I am afraid I do dispute that characterisation. David Neal had his appointment terminated after he broke the terms of his contract and lost the confidence of the Home Secretary, because he released sensitive and misleading information from unpublished reports, well within the time commitment for publication. The Home Office had therefore not had time to fact-check and redact inappropriate material. I will give an example of the fact-checking required in some cases: the asylum casework report contained 67 factual inaccuracies, the vast majority of which were indeed accepted by the ICIBI. It is important to mention that a new inspector will be appointed following a full and proper process.
As regards the situation in the hotel, as I said, on both occasions of the inspection, the ICIBI found that children accommodated temporarily at the hotels reported that they felt happy and safe and spoke well of the staff caring for them.

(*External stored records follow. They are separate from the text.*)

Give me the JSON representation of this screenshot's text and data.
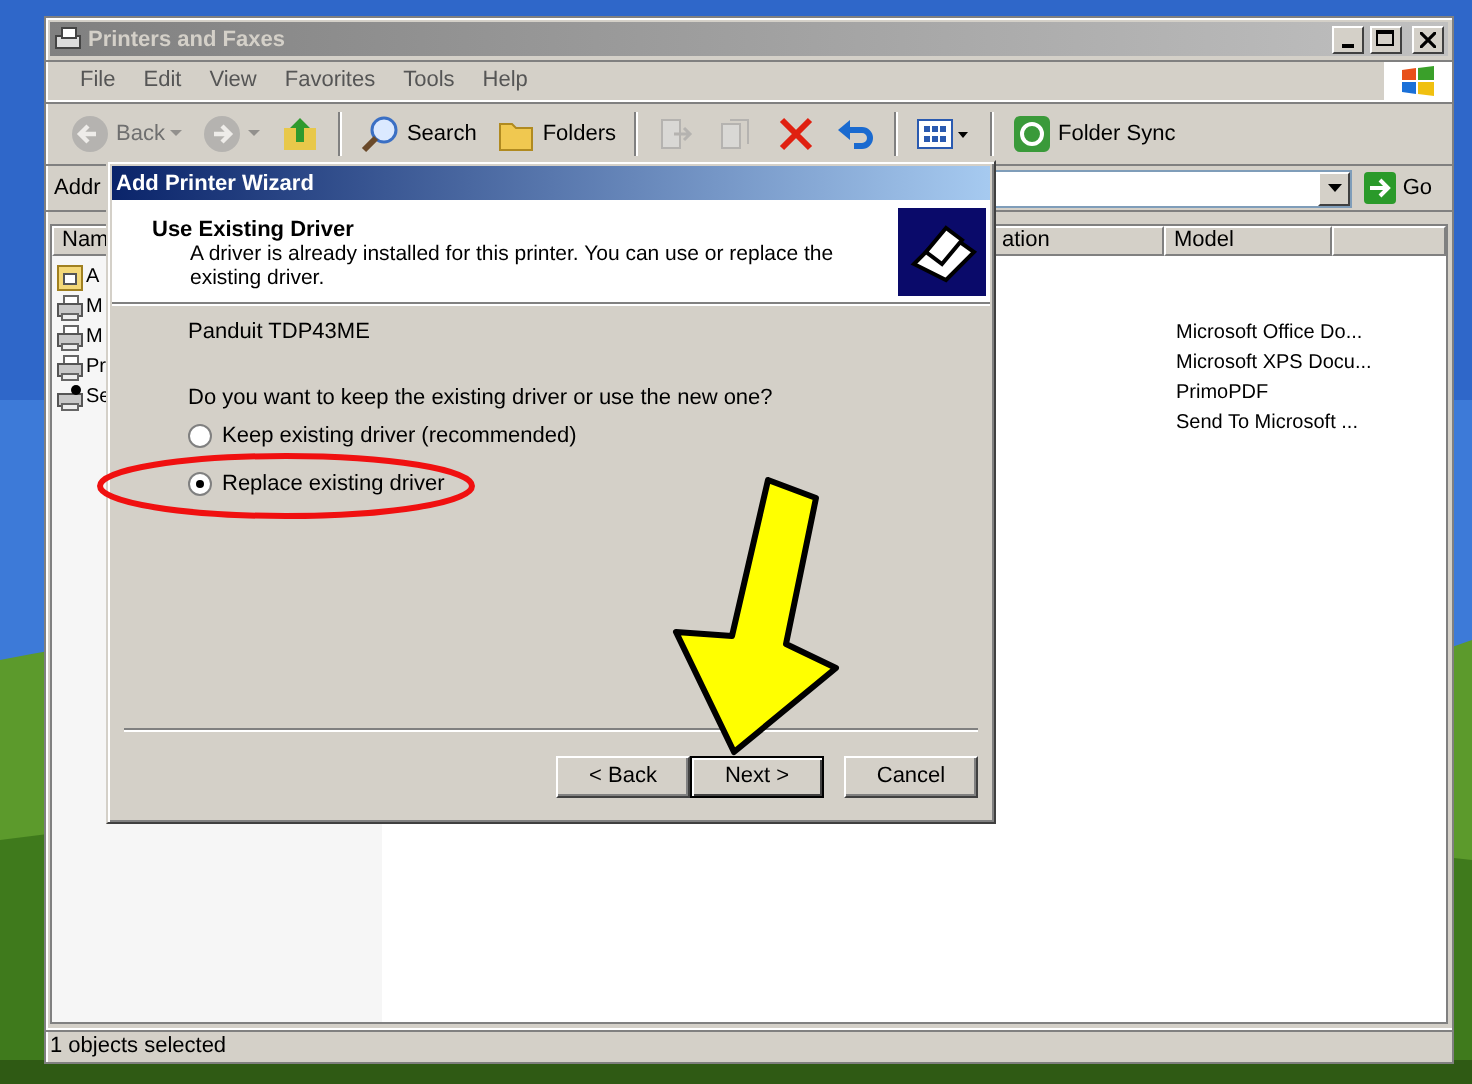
{
  "window": {
    "title": "Printers and Faxes"
  },
  "menu": [
    "File",
    "Edit",
    "View",
    "Favorites",
    "Tools",
    "Help"
  ],
  "toolbar": [
    {
      "kind": "back",
      "label": "Back",
      "disabled": true
    },
    {
      "kind": "forward",
      "disabled": true
    },
    {
      "kind": "up",
      "disabled": false
    },
    {
      "kind": "search",
      "label": "Search",
      "disabled": false
    },
    {
      "kind": "folders",
      "label": "Folders",
      "disabled": false
    },
    {
      "kind": "move",
      "disabled": true
    },
    {
      "kind": "copy",
      "disabled": true
    },
    {
      "kind": "delete",
      "disabled": false
    },
    {
      "kind": "undo",
      "disabled": false
    },
    {
      "kind": "views",
      "disabled": false
    },
    {
      "kind": "sync",
      "label": "Folder Sync",
      "disabled": false
    }
  ],
  "address": {
    "label": "Addr",
    "go": "Go"
  },
  "columns": [
    "Nam",
    "ation",
    "Model"
  ],
  "items": [
    {
      "kind": "add",
      "name": "A"
    },
    {
      "kind": "printer",
      "name": "M",
      "model": "Microsoft Office Do..."
    },
    {
      "kind": "printer",
      "name": "M",
      "model": "Microsoft XPS Docu..."
    },
    {
      "kind": "printer",
      "name": "Pr",
      "model": "PrimoPDF"
    },
    {
      "kind": "default",
      "name": "Se",
      "model": "Send To Microsoft ..."
    }
  ],
  "status_bar": "1 objects selected",
  "dialog": {
    "title": "Add Printer Wizard",
    "heading": "Use Existing Driver",
    "description": "A driver is already installed for this printer. You can use or replace the existing driver.",
    "printer": "Panduit TDP43ME",
    "question": "Do you want to keep the existing driver or use the new one?",
    "options": [
      {
        "label": "Keep existing driver (recommended)",
        "selected": false
      },
      {
        "label": "Replace existing driver",
        "selected": true
      }
    ],
    "buttons": [
      {
        "label": "< Back",
        "default": false
      },
      {
        "label": "Next >",
        "default": true
      },
      {
        "label": "Cancel",
        "default": false
      }
    ]
  }
}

But, once we learned about the incident from the chief inspector, there was an immediate investigation and the support worker in question was removed and did not return.
My Lords, your Lordships’ House spent many hours considering the Illegal Migration Bill, which considered the law to enable the Home Office to accommodate vulnerable children. Major concerns were raised at that time. Indeed, the Children’s Commissioner has said that it is “not appropriate” for the Home Office to accommodate vulnerable children—it is not its expertise. Will my noble friend the Minister accept her offer, in these circumstances, to conduct an inquiry and find out exactly what has been going on with what is obviously a most vulnerable group of children, many of whom are primary school age?
My Lords, since the two ICIBI inspections, in 2022 and 2023, we have closed all seven hotels used to accommodate unaccompanied asylum-seeking children. It goes without saying that the safety and welfare of unaccompanied asylum-seeking children is a priority. The multidisciplinary wraparound care provided in the hotels, including access to nurses and social workers, ensured that children were supported around the clock.
On whether they were of primary school age, I am afraid I do not recognise those numbers. I can update the House: as of 5 March, 118 children are still missing; 104 of those are Albanian, all of them are male, and the vast majority were aged 16 and 17 when they went missing. Only about 18 are still under the age of 18. It is not quite the picture that my noble friend painted.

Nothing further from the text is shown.